Use this framework to get a competitive advantage from innovation
It is always good to be first to market with a new product. However this doesn't guarantee success. Imitators are quick to recognise a good thing and copy it. In 1986, the economist, David Teece wrote an article published by the School of Business Administration, University of California, entitled Profiting From Technological Innovation: Implications for Integration, Collaboration, Licensing, and Public Policy. It laid out a framework for building profits from innovations.
David Teece argues that there are winners and losers in the innovation game. He quotes companies such as Pilkington with its float glass and GD Searle with its artificial sweetener as innovators who were first to market and have profited significantly from their innovations.
However, we sometimes forget that there are innovators who can be overtaken. Teece uses the example of RC Cola. RC Cola, short for Royal Crown Cola, competed with Coca-Cola and Pepsi Cola for many years in the US. It was the first to introduce a diet cola in 1962. However, the drink was easily copied by Coca-Cola and Pepsi Cola who quickly took market share using their huge complimentary assets (distribution channels and brands).
In a similar vein, Xerox went through a highly innovative phase which included inventing personal computers. Their focus on other technologies meant that they were quickly overtaken by the likes of IBM.
The framework for making money from innovation has three stages according Teece. The first stage he calls The Regime Of Appropriability. This is the time when the inventor must secure the invention from impersonators, so far as it is possible. Teece makes the point that patents should be applied but you can't always rely on them. There may be other means of securing the invention such as making it technically hard to manufacture (therefore hard to copy) for one reason or another.
Having secured the invention the next task is to get it established, especially to the point where it can be produced in volume. This is the Dominant Design Paradigm. The aim here is to gain benefits of scale. It isn't always the case that the best invention will win. Teece points out that there are often alternatives and they can steal a lead if they have another advantage – as was the case with VHS, a cheaper alternative to Betamax.
The third phase of the framework he called Complimentary Assets. Here Teece was pointing out that just because you have a better mousetrap, the world may not beat a path to your door. Good marketing, a good channel to market, good suppliers and licensees could play a part in building profitability. These complimentary assets can also be important in maintaining a market dominance with the invention.
Managers following David Teece's business framework should be strategic thinkers who prioritize innovation, dynamic capabilities, and adaptability. How responsive is your company to changing market conditions, technological advancements and the competitive landscape?
To what extent is your company leveraging its intellectual property through innovation strategies?
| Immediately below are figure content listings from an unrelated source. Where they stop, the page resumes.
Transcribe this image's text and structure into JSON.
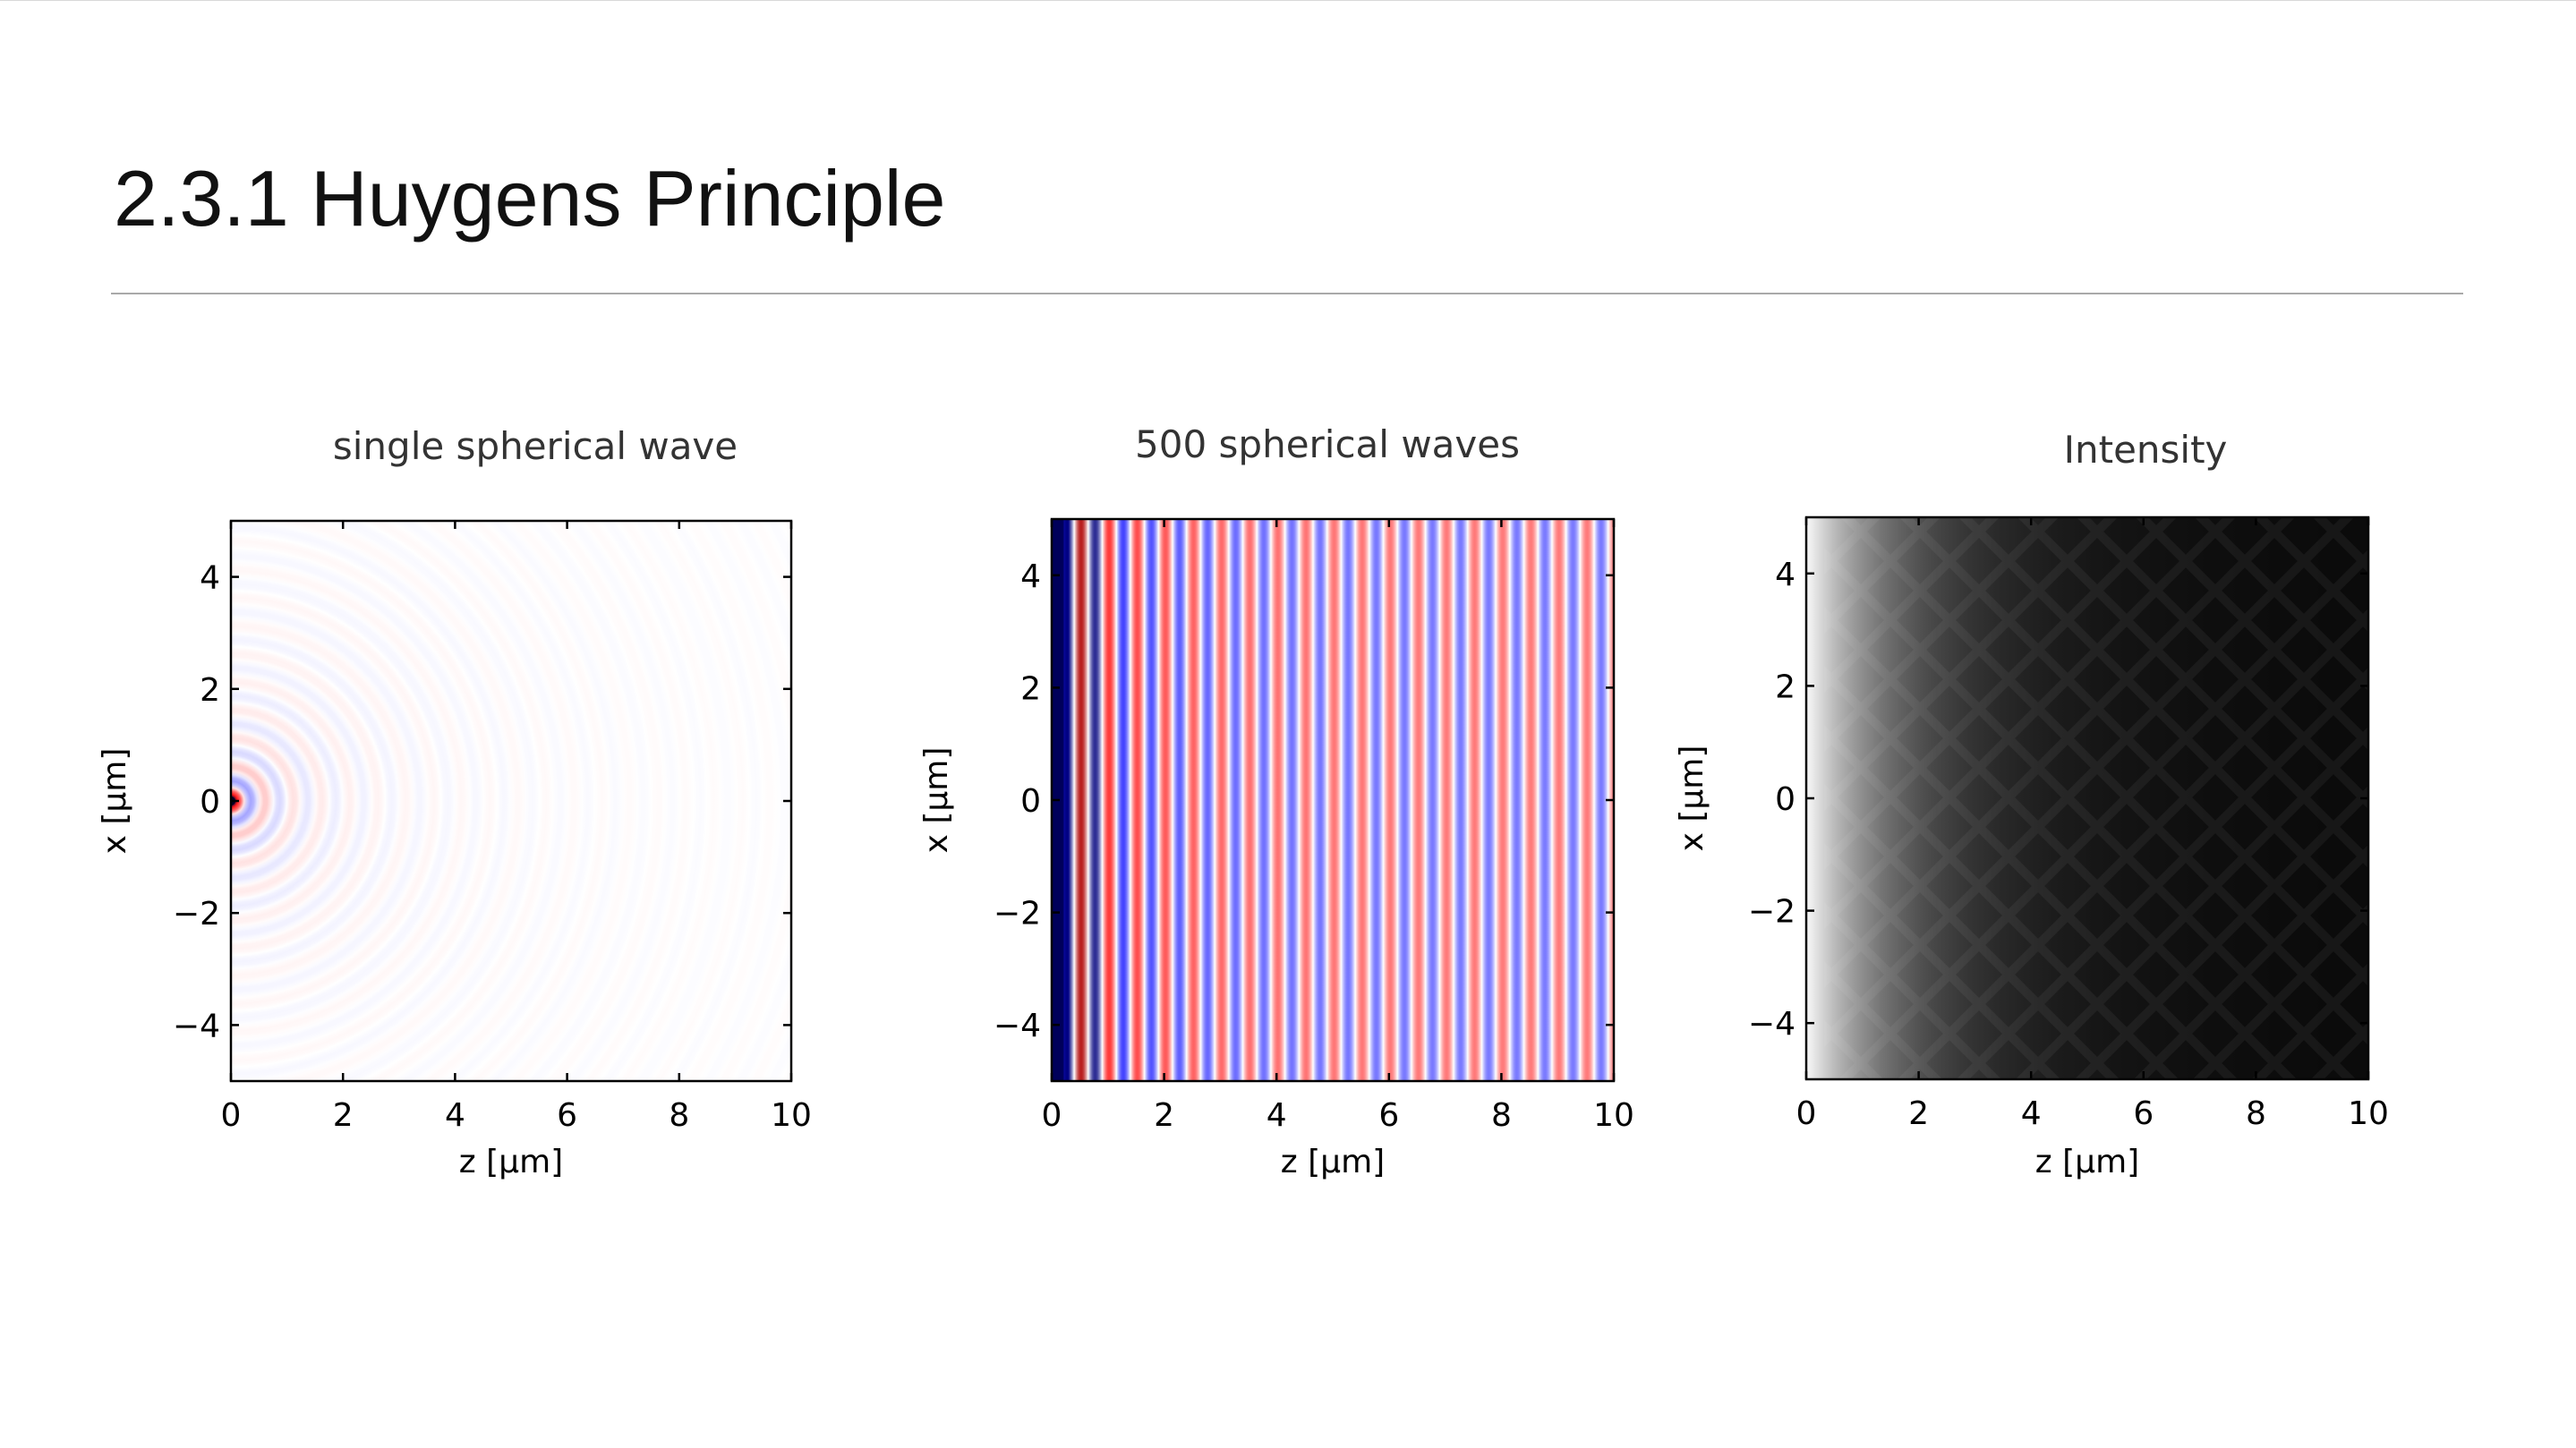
{
  "slide": {
    "title": "2.3.1 Huygens Principle"
  },
  "chart_data": [
    {
      "type": "heatmap",
      "title": "single spherical wave",
      "xlabel": "z [µm]",
      "ylabel": "x [µm]",
      "xlim": [
        0,
        10
      ],
      "ylim": [
        -5,
        5
      ],
      "xticks": [
        0,
        2,
        4,
        6,
        8,
        10
      ],
      "xtick_labels": [
        "0",
        "2",
        "4",
        "6",
        "8",
        "10"
      ],
      "yticks": [
        4,
        2,
        0,
        -2,
        -4
      ],
      "ytick_labels": [
        "4",
        "2",
        "0",
        "−2",
        "−4"
      ],
      "colormap": "seismic",
      "field": "spherical wave from a point source at (z=0, x=0)",
      "wavelength_um": 0.5,
      "source": {
        "z": 0,
        "x": 0
      }
    },
    {
      "type": "heatmap",
      "title": "500 spherical waves",
      "xlabel": "z [µm]",
      "ylabel": "x [µm]",
      "xlim": [
        0,
        10
      ],
      "ylim": [
        -5,
        5
      ],
      "xticks": [
        0,
        2,
        4,
        6,
        8,
        10
      ],
      "xtick_labels": [
        "0",
        "2",
        "4",
        "6",
        "8",
        "10"
      ],
      "yticks": [
        4,
        2,
        0,
        -2,
        -4
      ],
      "ytick_labels": [
        "4",
        "2",
        "0",
        "−2",
        "−4"
      ],
      "colormap": "seismic",
      "field": "superposition of 500 point sources along z=0 (plane wavefronts)",
      "wavelength_um": 0.5,
      "num_sources": 500
    },
    {
      "type": "heatmap",
      "title": "Intensity",
      "xlabel": "z [µm]",
      "ylabel": "x [µm]",
      "xlim": [
        0,
        10
      ],
      "ylim": [
        -5,
        5
      ],
      "xticks": [
        0,
        2,
        4,
        6,
        8,
        10
      ],
      "xtick_labels": [
        "0",
        "2",
        "4",
        "6",
        "8",
        "10"
      ],
      "yticks": [
        4,
        2,
        0,
        -2,
        -4
      ],
      "ytick_labels": [
        "4",
        "2",
        "0",
        "−2",
        "−4"
      ],
      "colormap": "gray",
      "field": "intensity of the superposed field, decaying with z"
    }
  ]
}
Do you understand your company's unique resources and capabilities that differentiate you from competitors? How are you using this to your advantage?
To what extent does your company have an entrepreneurial spirit and a willingness to take calculated risks to pursue opportunities within your capabilities?
Teece emphasises the importance of networking and partnerships to complement your company's resources. How effectively are you doing this?
And what is your understanding of customer's needs? What feedback loops do you have in place to improve products and services?
And to what extent do you look at global opportunities when thinking about future strategies?